If You Loved The Book…The Movie Is A Sigh of Relief
BY BECCA CHILBERT
A room full of cloaked and giddy muggles sat down to watch the first half of the coveted Harry Potter and the Deathly Hallows. They came ready to cringe at every book discrepancy, to sneer at every unbelievable effect and to leave the theatre shouting, “the book was better.” They left instead, elated.
The movie, directed by David Yates (Order of the Phoenix, Half Blood Prince), took careful measures to remain true to the bestselling novel. Little details were honored, some even as minute as the insides of the deceptively small giant tents previously used for the Quidditch World Cup. Hermione wore revealing perfume in the woods, and Lupin interrogated Harry to check his identity. Readers could sigh, knowing their story was being respected and simply enjoy the movie.

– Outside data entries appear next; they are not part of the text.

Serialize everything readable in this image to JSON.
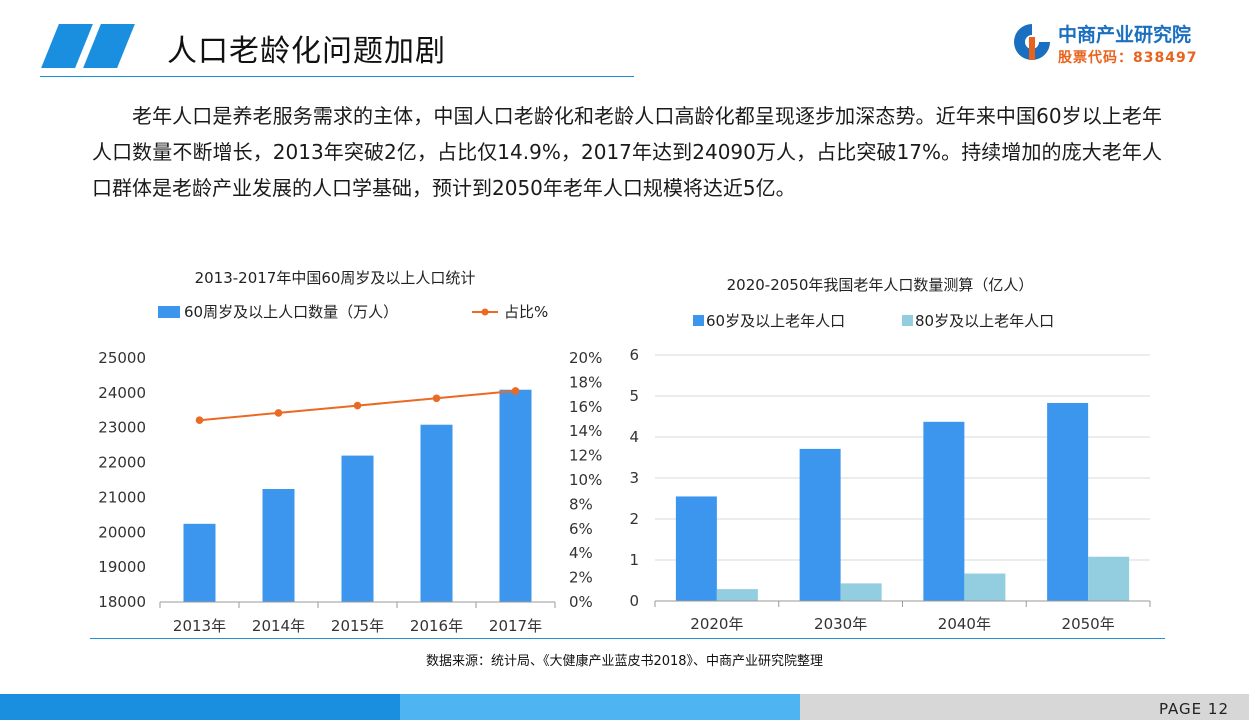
{
  "header": {
    "title": "人口老龄化问题加剧",
    "logo_name": "中商产业研究院",
    "logo_code": "股票代码：838497"
  },
  "paragraph": "老年人口是养老服务需求的主体，中国人口老龄化和老龄人口高龄化都呈现逐步加深态势。近年来中国60岁以上老年人口数量不断增长，2013年突破2亿，占比仅14.9%，2017年达到24090万人，占比突破17%。持续增加的庞大老年人口群体是老龄产业发展的人口学基础，预计到2050年老年人口规模将达近5亿。",
  "source": "数据来源：统计局、《大健康产业蓝皮书2018》、中商产业研究院整理",
  "footer": {
    "page": "PAGE  12"
  },
  "colors": {
    "accent": "#1a8fe0",
    "bar_blue": "#3d96ee",
    "bar_light": "#92cde0",
    "line_orange": "#ea6a23"
  },
  "chart_data": [
    {
      "type": "bar",
      "title": "2013-2017年中国60周岁及以上人口统计",
      "categories": [
        "2013年",
        "2014年",
        "2015年",
        "2016年",
        "2017年"
      ],
      "series": [
        {
          "name": "60周岁及以上人口数量（万人）",
          "type": "bar",
          "axis": "left",
          "values": [
            20243,
            21242,
            22200,
            23086,
            24090
          ]
        },
        {
          "name": "占比%",
          "type": "line",
          "axis": "right",
          "values": [
            14.9,
            15.5,
            16.1,
            16.7,
            17.3
          ]
        }
      ],
      "ylim": [
        18000,
        25000
      ],
      "yticks": [
        "18000",
        "19000",
        "20000",
        "21000",
        "22000",
        "23000",
        "24000",
        "25000"
      ],
      "y2lim": [
        0,
        20
      ],
      "y2ticks": [
        "0%",
        "2%",
        "4%",
        "6%",
        "8%",
        "10%",
        "12%",
        "14%",
        "16%",
        "18%",
        "20%"
      ],
      "legend": "top"
    },
    {
      "type": "bar",
      "title": "2020-2050年我国老年人口数量测算（亿人）",
      "categories": [
        "2020年",
        "2030年",
        "2040年",
        "2050年"
      ],
      "series": [
        {
          "name": "60岁及以上老年人口",
          "values": [
            2.55,
            3.71,
            4.37,
            4.83
          ]
        },
        {
          "name": "80岁及以上老年人口",
          "values": [
            0.29,
            0.43,
            0.67,
            1.08
          ]
        }
      ],
      "ylim": [
        0,
        6
      ],
      "yticks": [
        "0",
        "1",
        "2",
        "3",
        "4",
        "5",
        "6"
      ],
      "legend": "top",
      "grid": true
    }
  ]
}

They could enjoy the delightful animation creatively crafted for the telling of the “Three Brother’s” a fictional fairy tale. They could laugh at Ron, Fred, and George’s witticism’s. Book readers could take in the aesthetic novelty of beloved characters morphing into Harry after drinking the form altering Polyjuice potion. When the opening chase scene had Harry and Hagrid riding the motorcar on the ground, using traditional ground chase scene staging, the bookworms enjoyed it. The well placed close-ups, the haunting music, and of course the special effects did not go unnoticed in this film. In fact, Yates respect for the original story allowed the transition to a movie medium to be celebrated.
A book reader myself, I wouldn’t go so far as to say that, “the movie was better.” However, I will say that Harry Potter and the Deathly Hallows, the movie, was extraordinary.